- Film poster
- Directed by: Rob Reiner
- Produced by: Matthew George; Rob Reiner; Michele Singer Reiner;
- Cinematography: Barry Markowitz Rocker Meadows
- Edited by: Bob Joyce
- Music by: Marc Shaiman
- Production companies: Castle Rock Entertainment HBO Documentary Films Final Cut Partners
- Distributed by: HBO
- Release dates: October 26, 2023 (AFI Fest); November 11, 2023 (United States);
- Running time: 88 minutes
- Country: United States
- Language: English

= Albert Brooks: Defending My Life =

2023 documentary film

Albert Brooks: Defending My Life is a 2023 American documentary film directed by Rob Reiner. It is a tribute to the American actor, comedian, film director, and screenwriter Albert Brooks. In addition to directing the film, Reiner also interviews Brooks, revealing the two had been best friends since meeting at Beverly Hills High School. Much of the documentary is a conversation between Brooks and Reiner, who had been friends for nearly 60 years. The film follows the life of Brooks from his early childhood in a showbiz family through his years in the industry.

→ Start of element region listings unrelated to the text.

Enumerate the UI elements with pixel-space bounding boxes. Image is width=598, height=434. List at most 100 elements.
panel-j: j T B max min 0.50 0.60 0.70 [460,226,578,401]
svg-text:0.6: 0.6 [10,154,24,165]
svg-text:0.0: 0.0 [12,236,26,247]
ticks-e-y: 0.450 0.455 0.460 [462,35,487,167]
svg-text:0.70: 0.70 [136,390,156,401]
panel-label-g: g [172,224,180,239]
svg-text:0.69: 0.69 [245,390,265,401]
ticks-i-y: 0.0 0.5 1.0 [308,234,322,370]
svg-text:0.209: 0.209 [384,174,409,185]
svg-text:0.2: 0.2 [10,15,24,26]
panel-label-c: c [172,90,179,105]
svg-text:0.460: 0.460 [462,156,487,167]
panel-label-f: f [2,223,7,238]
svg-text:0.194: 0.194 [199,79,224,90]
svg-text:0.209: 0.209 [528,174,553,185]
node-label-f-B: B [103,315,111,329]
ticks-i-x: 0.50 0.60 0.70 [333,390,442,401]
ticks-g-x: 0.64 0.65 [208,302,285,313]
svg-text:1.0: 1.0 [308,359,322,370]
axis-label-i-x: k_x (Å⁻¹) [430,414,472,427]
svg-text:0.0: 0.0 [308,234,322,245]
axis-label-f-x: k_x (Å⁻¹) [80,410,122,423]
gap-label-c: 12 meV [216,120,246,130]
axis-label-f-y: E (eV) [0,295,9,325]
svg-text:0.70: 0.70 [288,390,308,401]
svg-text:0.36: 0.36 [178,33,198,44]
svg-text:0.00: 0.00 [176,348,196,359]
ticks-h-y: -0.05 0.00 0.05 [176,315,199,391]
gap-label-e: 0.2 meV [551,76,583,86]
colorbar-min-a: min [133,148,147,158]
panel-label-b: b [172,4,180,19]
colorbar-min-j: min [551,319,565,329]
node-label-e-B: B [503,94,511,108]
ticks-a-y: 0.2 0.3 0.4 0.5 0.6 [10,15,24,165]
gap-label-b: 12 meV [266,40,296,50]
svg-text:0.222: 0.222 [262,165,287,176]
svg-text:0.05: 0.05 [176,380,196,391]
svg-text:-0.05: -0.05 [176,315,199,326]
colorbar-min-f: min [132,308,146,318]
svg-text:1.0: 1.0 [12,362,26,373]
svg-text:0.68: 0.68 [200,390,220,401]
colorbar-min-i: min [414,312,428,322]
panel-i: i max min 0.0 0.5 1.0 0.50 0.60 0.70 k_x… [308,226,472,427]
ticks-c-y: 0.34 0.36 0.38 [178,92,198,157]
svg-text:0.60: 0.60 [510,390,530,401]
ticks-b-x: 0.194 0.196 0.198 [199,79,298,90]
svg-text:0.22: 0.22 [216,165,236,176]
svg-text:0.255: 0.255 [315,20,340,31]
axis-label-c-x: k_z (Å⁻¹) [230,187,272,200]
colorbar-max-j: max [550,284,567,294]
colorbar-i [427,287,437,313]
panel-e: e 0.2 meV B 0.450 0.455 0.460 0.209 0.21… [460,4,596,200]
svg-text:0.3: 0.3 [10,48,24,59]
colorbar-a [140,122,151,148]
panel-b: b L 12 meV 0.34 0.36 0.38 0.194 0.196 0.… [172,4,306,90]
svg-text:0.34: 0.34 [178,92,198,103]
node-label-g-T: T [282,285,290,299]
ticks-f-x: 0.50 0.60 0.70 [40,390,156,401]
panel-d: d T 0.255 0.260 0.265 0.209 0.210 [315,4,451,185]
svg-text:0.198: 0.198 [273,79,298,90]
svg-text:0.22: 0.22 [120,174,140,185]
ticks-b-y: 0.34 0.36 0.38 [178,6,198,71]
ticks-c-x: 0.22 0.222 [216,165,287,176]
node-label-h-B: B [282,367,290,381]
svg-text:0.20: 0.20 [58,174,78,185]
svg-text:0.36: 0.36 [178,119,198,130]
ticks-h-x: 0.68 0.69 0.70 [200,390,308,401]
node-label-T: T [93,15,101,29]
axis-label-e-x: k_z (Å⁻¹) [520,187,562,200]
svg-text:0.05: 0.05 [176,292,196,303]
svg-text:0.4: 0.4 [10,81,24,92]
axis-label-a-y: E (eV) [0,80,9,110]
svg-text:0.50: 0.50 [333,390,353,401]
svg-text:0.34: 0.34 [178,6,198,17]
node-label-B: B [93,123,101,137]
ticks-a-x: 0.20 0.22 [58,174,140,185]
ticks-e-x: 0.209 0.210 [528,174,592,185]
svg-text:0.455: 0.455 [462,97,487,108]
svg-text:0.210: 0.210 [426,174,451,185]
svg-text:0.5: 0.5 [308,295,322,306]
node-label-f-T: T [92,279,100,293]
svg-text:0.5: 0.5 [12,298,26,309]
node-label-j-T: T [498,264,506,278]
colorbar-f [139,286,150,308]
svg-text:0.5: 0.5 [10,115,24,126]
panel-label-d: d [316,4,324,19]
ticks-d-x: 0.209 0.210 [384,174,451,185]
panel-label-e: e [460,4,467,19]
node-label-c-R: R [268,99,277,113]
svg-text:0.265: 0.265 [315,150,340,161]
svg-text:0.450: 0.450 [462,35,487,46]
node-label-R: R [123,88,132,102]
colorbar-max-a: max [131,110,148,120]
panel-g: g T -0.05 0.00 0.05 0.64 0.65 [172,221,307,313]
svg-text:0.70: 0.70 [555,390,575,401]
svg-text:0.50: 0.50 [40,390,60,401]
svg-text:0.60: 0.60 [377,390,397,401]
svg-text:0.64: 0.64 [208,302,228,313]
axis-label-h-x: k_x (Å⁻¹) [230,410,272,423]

The documentary aired on HBO on November 11, 2023. It has since become available for streaming on HBO Max.

==Reception==
 Metacritic, which uses a weighted average, assigned the film a score of 74 out of 100, based on 7 critics, indicating "generally favorable" reviews.

Matt Zoller Seitz of RogerEbert.com gave the film three and a half out of four stars and wrote, "This film will be a treat for anyone who loves any part of Brooks' career, or all of it. And its subject is so fascinating and open-hearted that one can imagine people who've never heard his name until now getting something out of it, too."